The promoter of the new TCR UK Series, Jonathan Ashman, says he is ‘extremely encouraged’ by the number and quality of teams enquiring about entering the latest national TCR series in 2018.
The new series was announced in early July as the latest addition to the TCR family, with former Super Touring founding partner Ashman as the promoter.
Interest for the new championship is reportedly high, with a number of multi-car BTCC teams expressing an interest in entering the new series.
Ashman spoke to TouringCars.Net about the early days of the new series, admitting that he found the level of early interest to be ‘astonishing’.
“We’ve made a list of all the enquiries we’ve had so far with all of the teams,” said Ashman. “Taking out the ‘iffies’, we’ve got 25 proper teams and who are in touch with us.
“We know on the grapevine, as people have told us, that another seven are looking at it but haven’t actually contacted us yet.
“What’s amusing me is that my phone is going off and names are popping up on the screen from people I haven’t heard from in years!”
Due to the interest from BTCC teams, and the potential for existing outfits to use their infrastructure to compete in TCR, Ashman is adamant that there will not be any date clashes with the BTCC.
He also insists that the new series will not be a direct competitor to the established top-level touring car championship in the UK.
“We are determined that we will not clash with the BTCC dates-wise. A BTCC team, with all the facilities and all the staff, could say ‘we could run a TCR programme as an addition to what we’re doing’ and it would make an awful lot of sense.
“They’ve got the bulk of the investment [already] – yes, they’ve got to buy a car but for a BTCC team it could be perfect. It’s entirely complimentary to their BTCC effort.
“We really see TCR as a feeder for drivers to show their ability in a really competitive arena and then perhaps one day they could move up to BTCC.
“When people talk about us being a competitor to the BTCC it really misses the point by miles. We’re not at all [a competitor] as we’re way down the level on price.
“When you stop and look at it the BTCC are probably one of the last people that we would be a competitor for. We might be a competitor for [Renault] Clios or Ginettas, one-makes or even Formula 4, but definitely not BTCC.”
Ashman believes competing in TCR UK could be very cost effective for teams, due to the ability to not only buy second-hand machinery but also due to the extra markets in which any car which is invested in could then be raced.
“You could go out and spend $50,000 on a second-hand SEAT and you could do the British series, and you could then possibly rent it out in Sweden, Benelux, Germany or even for endurance racing.
“You could probably make that car work for you on quite a lot of weekends every year.

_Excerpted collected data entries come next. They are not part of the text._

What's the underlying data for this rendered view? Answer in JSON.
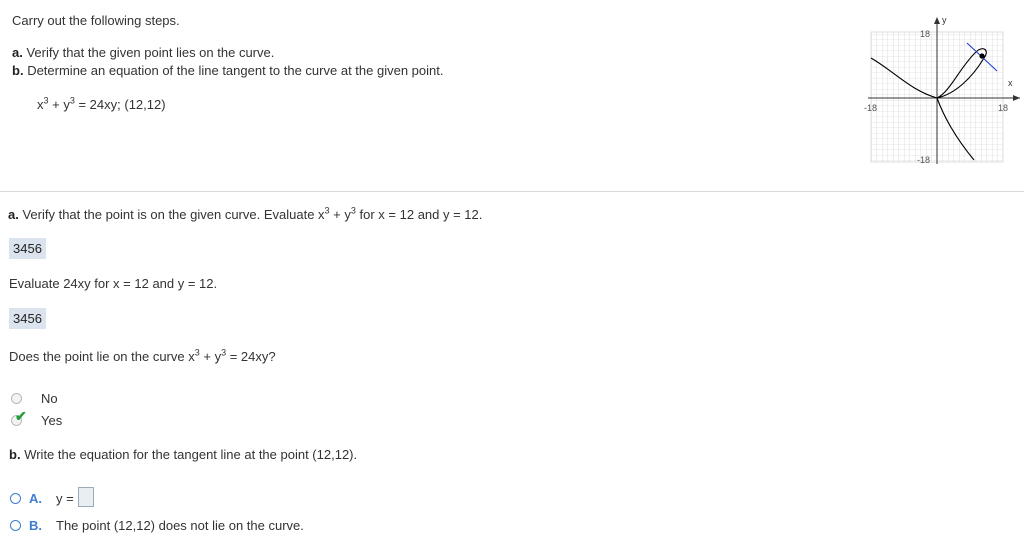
{
  "intro": "Carry out the following steps.",
  "steps": {
    "a_letter": "a.",
    "a_text": "Verify that the given point lies on the curve.",
    "b_letter": "b.",
    "b_text": "Determine an equation of the line tangent to the curve at the given point."
  },
  "equation": {
    "x": "x",
    "exp1": "3",
    "plus_y": " + y",
    "exp2": "3",
    "rest": " = 24xy; (12,12)"
  },
  "graph": {
    "y_label": "y",
    "x_label": "x",
    "top_tick": "18",
    "bottom_tick": "-18",
    "left_tick": "-18",
    "right_tick": "18",
    "curve_color": "#000000",
    "tangent_color": "#1f3fd0"
  },
  "part_a": {
    "letter": "a.",
    "text1": "Verify that the point is on the given curve. Evaluate x",
    "exp1": "3",
    "text2": " + y",
    "exp2": "3",
    "text3": " for x = 12 and y = 12.",
    "answer1": "3456",
    "eval2": "Evaluate 24xy for x = 12 and y = 12.",
    "answer2": "3456",
    "question1": "Does the point lie on the curve x",
    "qexp1": "3",
    "question2": " + y",
    "qexp2": "3",
    "question3": " = 24xy?",
    "options": [
      "No",
      "Yes"
    ],
    "selected": "Yes"
  },
  "part_b": {
    "letter": "b.",
    "text": "Write the equation for the tangent line at the point (12,12).",
    "option_a_letter": "A.",
    "option_a_text": "y =",
    "option_b_letter": "B.",
    "option_b_text": "The point (12,12) does not lie on the curve."
  }
}
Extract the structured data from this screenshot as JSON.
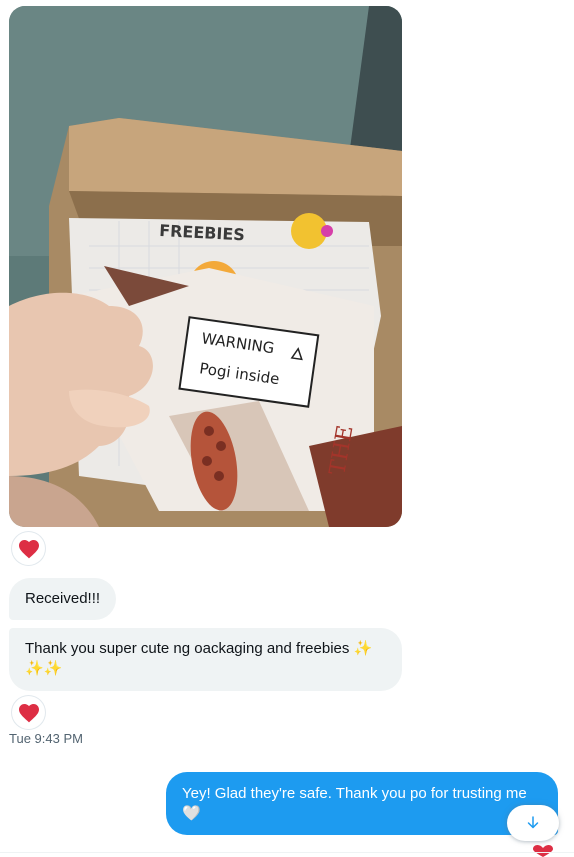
{
  "conversation": {
    "image_message": {
      "alt": "Photo of a paper envelope with a WARNING Pogi inside label held in front of a cardboard box",
      "photo_text": {
        "freebies": "FREEBIES",
        "warning": "WARNING",
        "pogi": "Pogi inside"
      },
      "reaction_icon": "red-heart"
    },
    "incoming": [
      {
        "text": "Received!!!"
      },
      {
        "text_main": "Thank you super cute ng oackaging and freebies",
        "sparkles_1": "✨",
        "sparkles_2": "✨✨",
        "reaction_icon": "red-heart"
      }
    ],
    "timestamp": "Tue 9:43 PM",
    "outgoing": {
      "text": "Yey! Glad they're safe. Thank you po for trusting me",
      "emoji": "🤍"
    },
    "scroll_down_icon": "arrow-down-icon"
  },
  "colors": {
    "incoming_bg": "#eff3f4",
    "outgoing_bg": "#1d9bf0",
    "heart": "#f91880",
    "accent": "#1d9bf0"
  }
}
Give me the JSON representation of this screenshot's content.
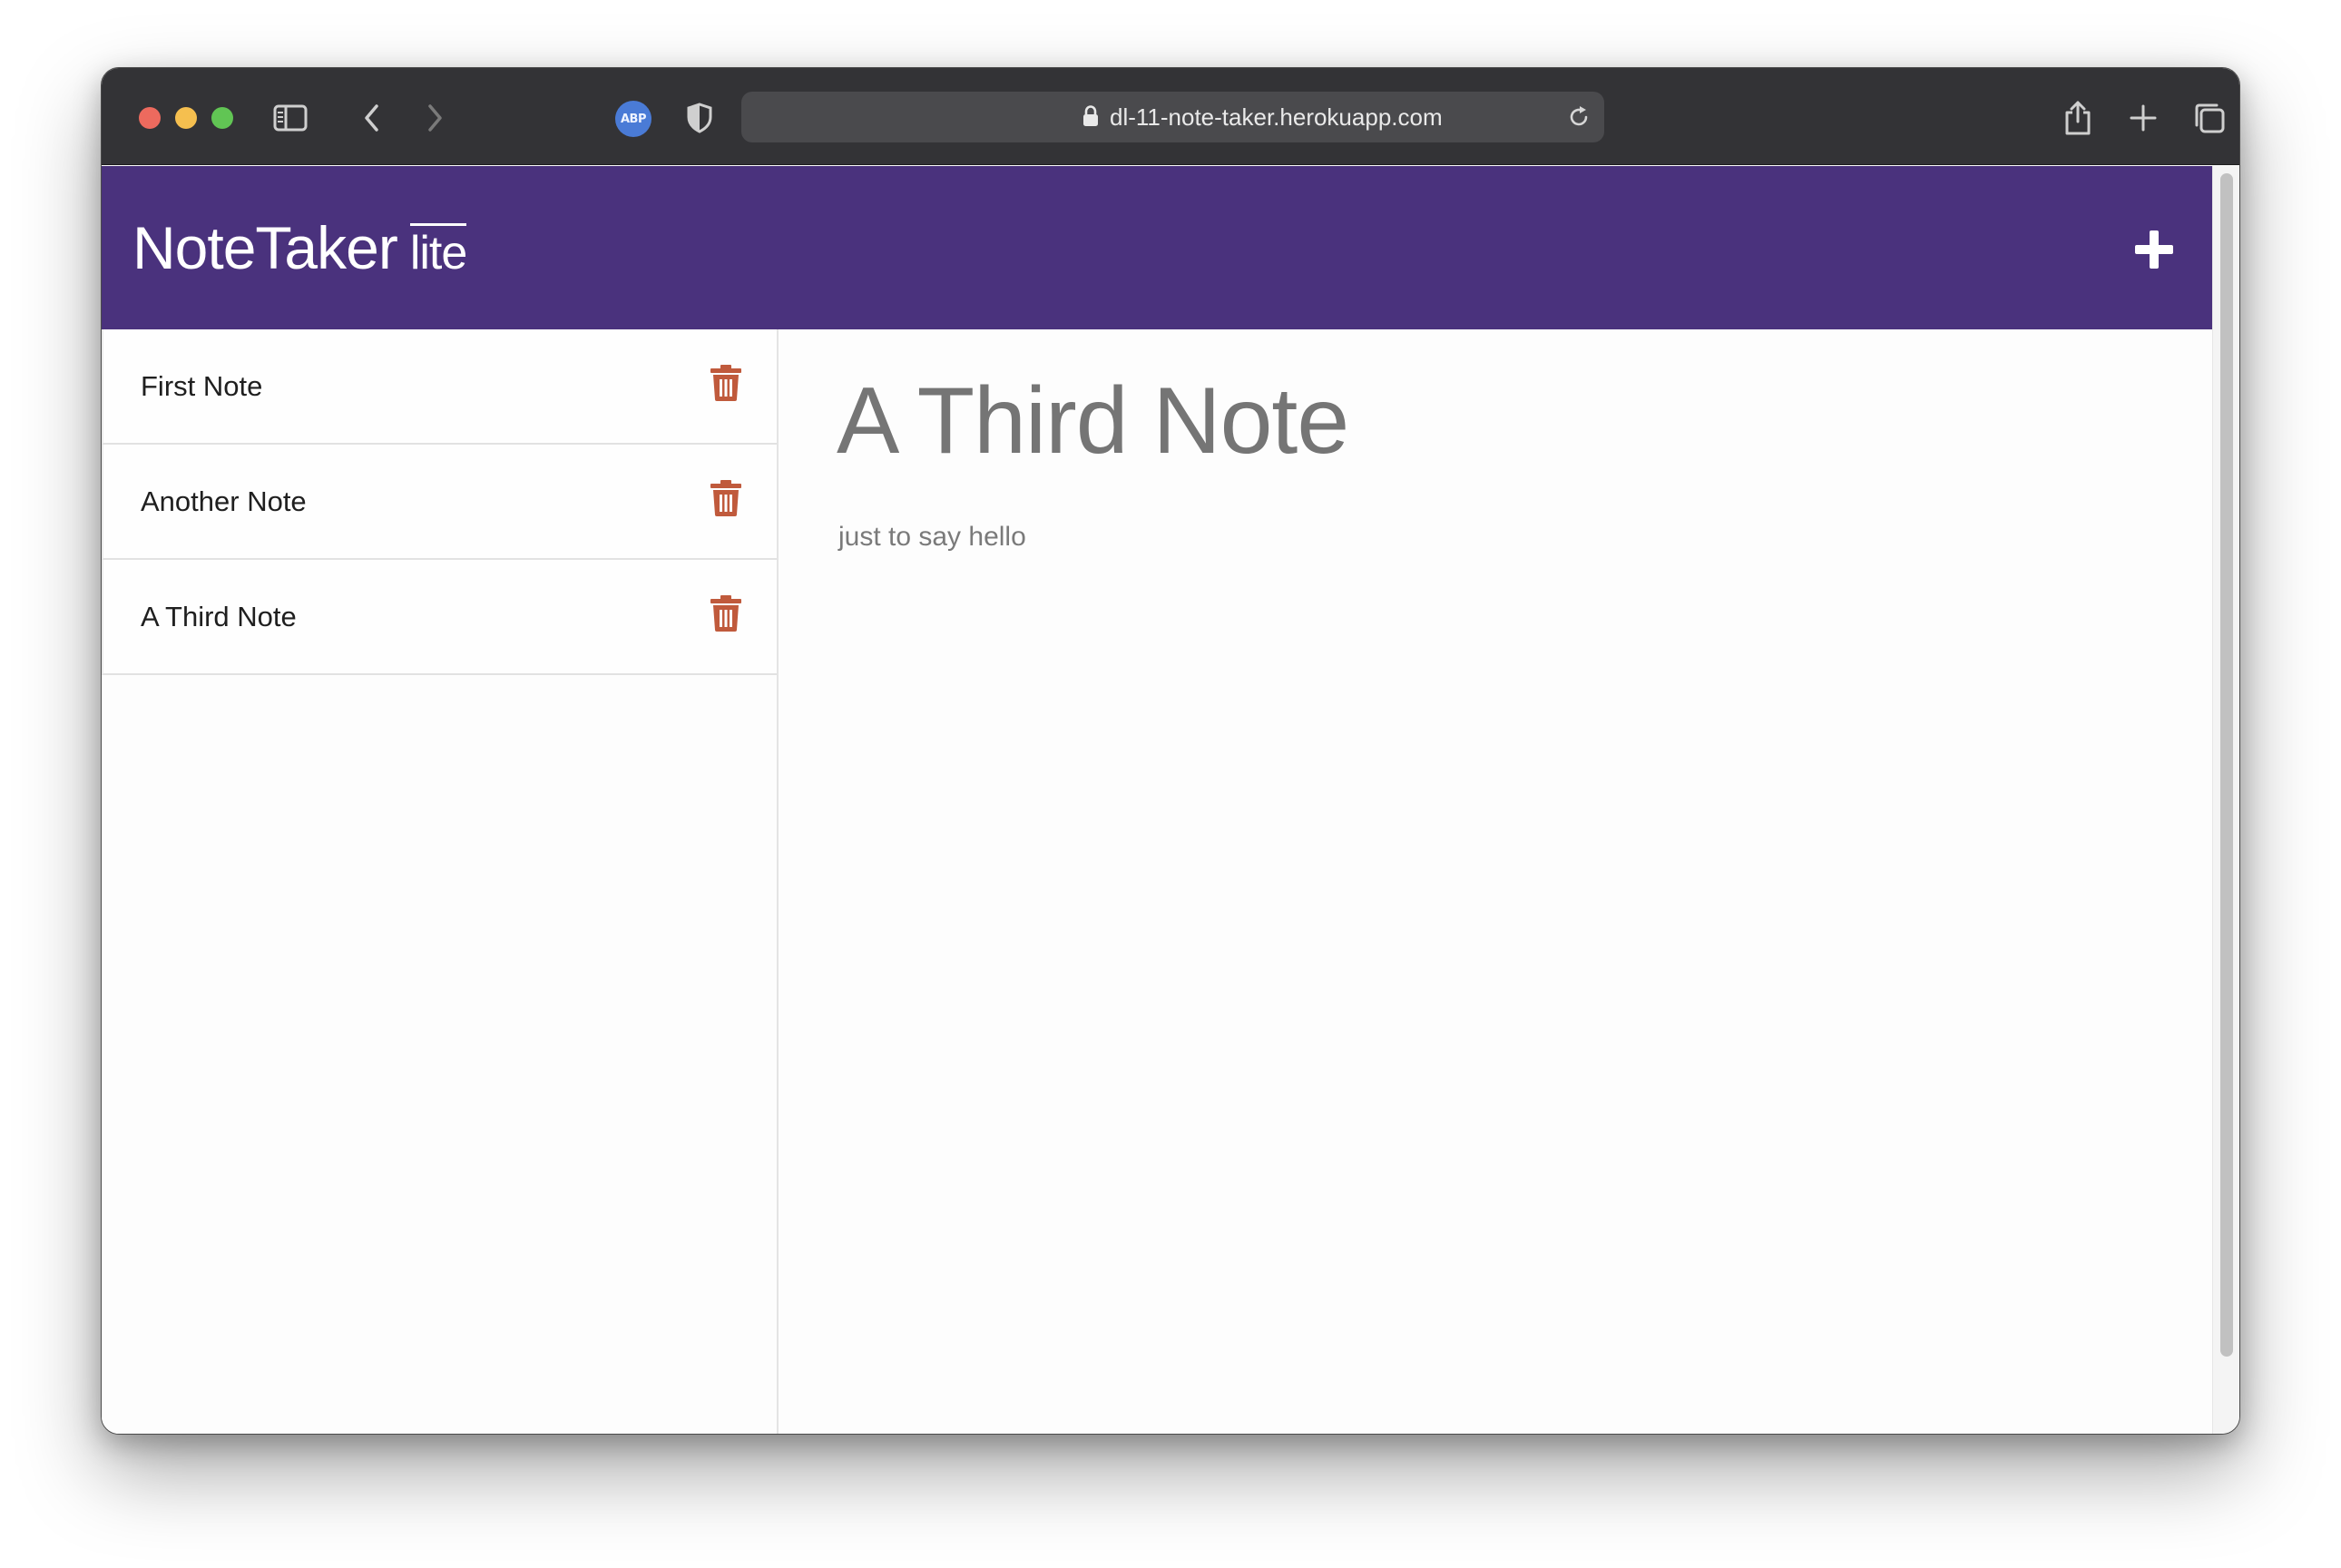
{
  "browser": {
    "url": "dl-11-note-taker.herokuapp.com",
    "extension_badge": "ABP",
    "icons": {
      "sidebar": "sidebar-toggle-icon",
      "back": "chevron-left-icon",
      "forward": "chevron-right-icon",
      "privacy": "shield-icon",
      "lock": "lock-icon",
      "reload": "reload-icon",
      "share": "share-icon",
      "new_tab": "plus-icon",
      "tabs": "tab-overview-icon"
    }
  },
  "app": {
    "brand": "NoteTaker",
    "brand_suffix": "lite",
    "new_note_icon": "plus-icon",
    "colors": {
      "navbar": "#4a327d",
      "trash": "#c05a3c"
    }
  },
  "notes": [
    {
      "title": "First Note"
    },
    {
      "title": "Another Note"
    },
    {
      "title": "A Third Note"
    }
  ],
  "active_note": {
    "title": "A Third Note",
    "text": "just to say hello"
  }
}
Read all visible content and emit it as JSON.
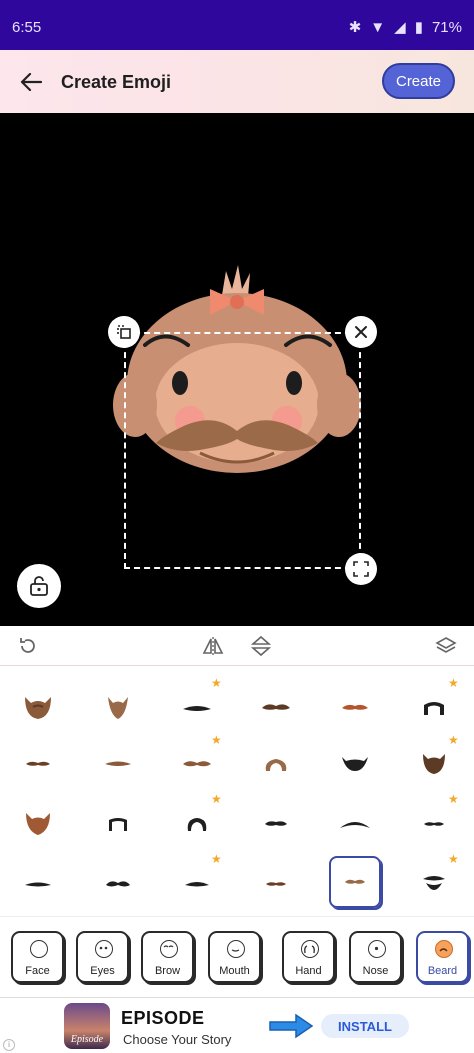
{
  "status_bar": {
    "time": "6:55",
    "battery": "71%"
  },
  "app_bar": {
    "title": "Create Emoji",
    "create_label": "Create"
  },
  "categories": [
    {
      "label": "Face"
    },
    {
      "label": "Eyes"
    },
    {
      "label": "Brow"
    },
    {
      "label": "Mouth"
    },
    {
      "label": "Hand"
    },
    {
      "label": "Nose"
    },
    {
      "label": "Beard"
    }
  ],
  "active_category": "Beard",
  "beard_grid": {
    "rows": 4,
    "columns": 6,
    "selected_item": "row-4-col-5",
    "starred_items": [
      "row-1-col-3",
      "row-1-col-6",
      "row-2-col-3",
      "row-2-col-6",
      "row-3-col-3",
      "row-3-col-6",
      "row-4-col-3",
      "row-4-col-6"
    ]
  },
  "ad": {
    "title": "EPISODE",
    "subtitle": "Choose Your Story",
    "install_label": "INSTALL",
    "logo_text": "Episode"
  },
  "colors": {
    "status_bar": "#2f079d",
    "accent": "#5463d6",
    "beard_brown": "#8a5a3a",
    "star": "#f2a92b",
    "canvas": "#000000"
  }
}
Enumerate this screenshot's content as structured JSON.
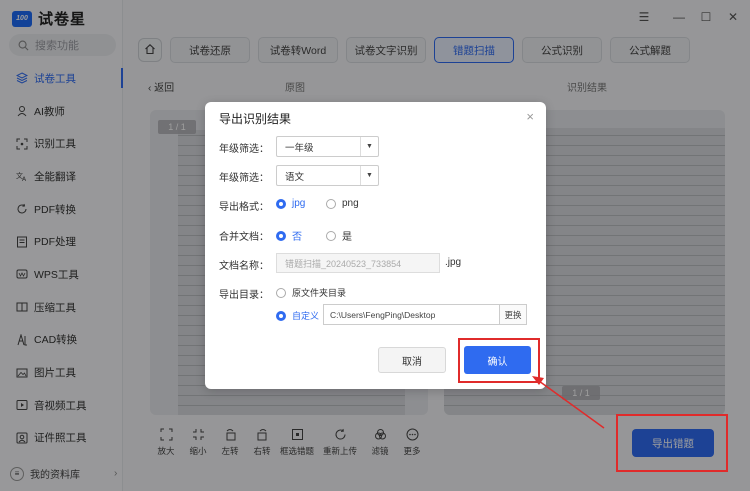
{
  "app": {
    "name": "试卷星",
    "logo_badge": "100"
  },
  "search": {
    "placeholder": "搜索功能"
  },
  "sidebar": {
    "items": [
      {
        "label": "试卷工具",
        "icon": "layers-icon",
        "active": true
      },
      {
        "label": "AI教师",
        "icon": "robot-icon"
      },
      {
        "label": "识别工具",
        "icon": "scan-icon"
      },
      {
        "label": "全能翻译",
        "icon": "translate-icon"
      },
      {
        "label": "PDF转换",
        "icon": "refresh-icon"
      },
      {
        "label": "PDF处理",
        "icon": "pdf-icon"
      },
      {
        "label": "WPS工具",
        "icon": "wps-icon"
      },
      {
        "label": "压缩工具",
        "icon": "compress-icon"
      },
      {
        "label": "CAD转换",
        "icon": "cad-icon"
      },
      {
        "label": "图片工具",
        "icon": "image-icon"
      },
      {
        "label": "音视频工具",
        "icon": "video-icon"
      },
      {
        "label": "证件照工具",
        "icon": "id-photo-icon"
      }
    ],
    "library": "我的资料库"
  },
  "tabs": [
    {
      "label": "试卷还原"
    },
    {
      "label": "试卷转Word"
    },
    {
      "label": "试卷文字识别"
    },
    {
      "label": "错题扫描",
      "active": true
    },
    {
      "label": "公式识别"
    },
    {
      "label": "公式解题"
    }
  ],
  "content": {
    "back_label": "返回",
    "original_label": "原图",
    "result_label": "识别结果",
    "page_badge_left": "1 / 1",
    "page_badge_right": "1 / 1"
  },
  "toolbar": [
    {
      "label": "放大",
      "icon": "zoom-in-icon"
    },
    {
      "label": "缩小",
      "icon": "zoom-out-icon"
    },
    {
      "label": "左转",
      "icon": "rotate-left-icon"
    },
    {
      "label": "右转",
      "icon": "rotate-right-icon"
    },
    {
      "label": "框选错题",
      "icon": "select-box-icon"
    },
    {
      "label": "重新上传",
      "icon": "reupload-icon"
    },
    {
      "label": "滤镜",
      "icon": "filter-icon"
    },
    {
      "label": "更多",
      "icon": "more-icon"
    }
  ],
  "export_button": "导出错题",
  "dialog": {
    "title": "导出识别结果",
    "grade_label": "年级筛选：",
    "grade_value": "一年级",
    "subject_label": "年级筛选：",
    "subject_value": "语文",
    "format_label": "导出格式：",
    "format_options": [
      "jpg",
      "png"
    ],
    "format_selected": "jpg",
    "merge_label": "合并文档：",
    "merge_options": [
      "否",
      "是"
    ],
    "merge_selected": "否",
    "filename_label": "文档名称：",
    "filename_placeholder": "错题扫描_20240523_733854",
    "filename_ext": ".jpg",
    "dir_label": "导出目录：",
    "dir_option_source": "原文件夹目录",
    "dir_option_custom": "自定义",
    "dir_path": "C:\\Users\\FengPing\\Desktop",
    "change_label": "更换",
    "cancel_label": "取消",
    "confirm_label": "确认"
  },
  "colors": {
    "accent": "#2f6bf0",
    "highlight": "#e02b2b"
  }
}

It wouldn’t just be for six or seven weekends in the UK.
“The other thing we do is that somebody will have all of the parts there at the track for all of the private teams. A private team doesn’t have to carry a stock of spares.
“You knock the bumper off and you walk across the paddock with your credit card in your hand and go to the parts supplier of the car you’re in and you buy your bumper. That’s how it works in the International Series; a big articulated truck turns up with SEAT, Audi and Volkswagen logos on the one truck. You simply go there and you buy your spares.
“For a private team, the actual investment is very attractive. Not only do you not have to buy them, you also don’t have to cart them around. Obviously, you’ll have your consumable parts, but you don’t need to stock the other stuff.”
The series is likely to feature a six, or possible seven, round calendar, although the exact package and locations of the races has yet to be confirmed. All races will be live-streamed via the internet with a terrestrial TV deal not being ruled out either.
With the ethos in TCR being very much about controlling costs, Ashman also revealed some early estimates as to what he thinks it will cost to compete in TCR UK.
“I’m not sure what a BTCC team costs now, but I’m sure that even if you’re at the middle or back end of the BTCC grid it’s going to be double the price of TCR UK.
“I think that for £150,000 you’re going to be able to have a very competitive season in TCR UK and if you did go down the second-hand car route, which because of the BoP isn’t going to be an also-ran, you could probably do it for two thirds of that money – it could be £100,000 for a season.”
Finally, Ashman had some positive words for the MSA, whose championships control panel worked efficiently in order to facilitate the process of getting the new series off the ground.
“The MSA have really come up trumps and been really helpful in getting it in front of the control panel so quickly. They’ve done a great job in helping us and facilitating the process and they were excellent to deal with.”